What this means for any organization, whether leaders have stood up to the challenge or not, is that by focusing on the mission and vision of the company and ensuring a message that is motivating to all levels of the company, it is appropriately cascaded. There is a great probability that it will positively affect employees and their willingness to help the organization succeed. There is a lot of power in clarity, such that when people know where they are going, they are more likely to get there. Some leaders can make this feel real, and they can add color and vividness bringing employees along on the journey ahead. Most of all, employees want to know how it involves them.
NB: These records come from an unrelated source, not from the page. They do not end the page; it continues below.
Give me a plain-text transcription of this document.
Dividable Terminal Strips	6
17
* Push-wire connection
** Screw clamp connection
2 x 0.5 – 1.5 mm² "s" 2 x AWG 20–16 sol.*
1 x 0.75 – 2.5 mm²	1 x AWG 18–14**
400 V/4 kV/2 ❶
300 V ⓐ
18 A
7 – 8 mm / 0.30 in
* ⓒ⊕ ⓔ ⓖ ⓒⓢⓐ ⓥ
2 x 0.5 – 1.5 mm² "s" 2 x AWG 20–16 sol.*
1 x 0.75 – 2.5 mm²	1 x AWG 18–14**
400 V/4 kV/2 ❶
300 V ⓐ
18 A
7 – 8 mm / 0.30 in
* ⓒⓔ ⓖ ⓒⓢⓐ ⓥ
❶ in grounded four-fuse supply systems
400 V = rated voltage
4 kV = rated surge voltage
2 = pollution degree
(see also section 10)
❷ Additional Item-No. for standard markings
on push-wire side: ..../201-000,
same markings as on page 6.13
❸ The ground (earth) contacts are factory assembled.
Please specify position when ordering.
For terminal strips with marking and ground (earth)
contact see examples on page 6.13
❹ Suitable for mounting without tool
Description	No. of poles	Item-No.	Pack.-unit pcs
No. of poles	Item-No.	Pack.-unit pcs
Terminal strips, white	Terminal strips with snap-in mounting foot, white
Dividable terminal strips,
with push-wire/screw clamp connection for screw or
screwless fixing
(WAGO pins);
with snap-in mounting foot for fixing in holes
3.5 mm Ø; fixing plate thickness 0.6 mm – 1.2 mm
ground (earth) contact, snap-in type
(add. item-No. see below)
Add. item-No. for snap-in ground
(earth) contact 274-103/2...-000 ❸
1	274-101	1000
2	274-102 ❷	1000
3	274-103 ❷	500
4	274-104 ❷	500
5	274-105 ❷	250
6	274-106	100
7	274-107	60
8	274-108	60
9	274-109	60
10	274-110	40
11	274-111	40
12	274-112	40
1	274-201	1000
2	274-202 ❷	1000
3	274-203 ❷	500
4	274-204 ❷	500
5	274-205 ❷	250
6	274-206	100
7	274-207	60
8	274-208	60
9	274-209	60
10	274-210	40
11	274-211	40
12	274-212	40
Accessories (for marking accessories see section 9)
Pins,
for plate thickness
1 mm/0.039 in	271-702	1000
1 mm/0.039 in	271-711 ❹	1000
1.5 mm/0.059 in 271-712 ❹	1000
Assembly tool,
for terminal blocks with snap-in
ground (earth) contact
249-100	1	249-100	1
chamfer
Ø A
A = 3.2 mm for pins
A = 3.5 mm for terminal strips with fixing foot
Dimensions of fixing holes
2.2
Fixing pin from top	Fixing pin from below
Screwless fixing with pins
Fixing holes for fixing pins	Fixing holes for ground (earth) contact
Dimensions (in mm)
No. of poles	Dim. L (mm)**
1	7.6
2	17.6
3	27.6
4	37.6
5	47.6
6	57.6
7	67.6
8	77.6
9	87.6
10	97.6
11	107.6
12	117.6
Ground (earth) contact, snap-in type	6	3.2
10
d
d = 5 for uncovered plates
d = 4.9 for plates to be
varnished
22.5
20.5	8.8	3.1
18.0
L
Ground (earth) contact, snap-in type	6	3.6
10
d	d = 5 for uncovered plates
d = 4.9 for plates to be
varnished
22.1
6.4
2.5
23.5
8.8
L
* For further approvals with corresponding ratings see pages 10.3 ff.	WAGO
This completes the vision and ties everyone and their jobs back to the big picture for where the organization is aiming to launch.
For any leader struggling to create that motivating future vision, first, begin by asking:
While we will be expanding on this research as more data becomes available, the current conclusion is that organizations who had leadership at the helm, who were proactive rather than reactive, have been given credit by their employees for their efforts in being transparent, caring, and doing what they can to make sure employees and their families were as safe as possible. Even if leaders have yet to attempt to create some clarity in this time of uncertainty, it is not too late. Employees — now more than ever — want to know that the future looks bright for their company and that they are an integral part to help the company win. Leaders who are willing to listen to their employees in tough times and act on what they hear are essential to all of us coming out of this crisis stronger.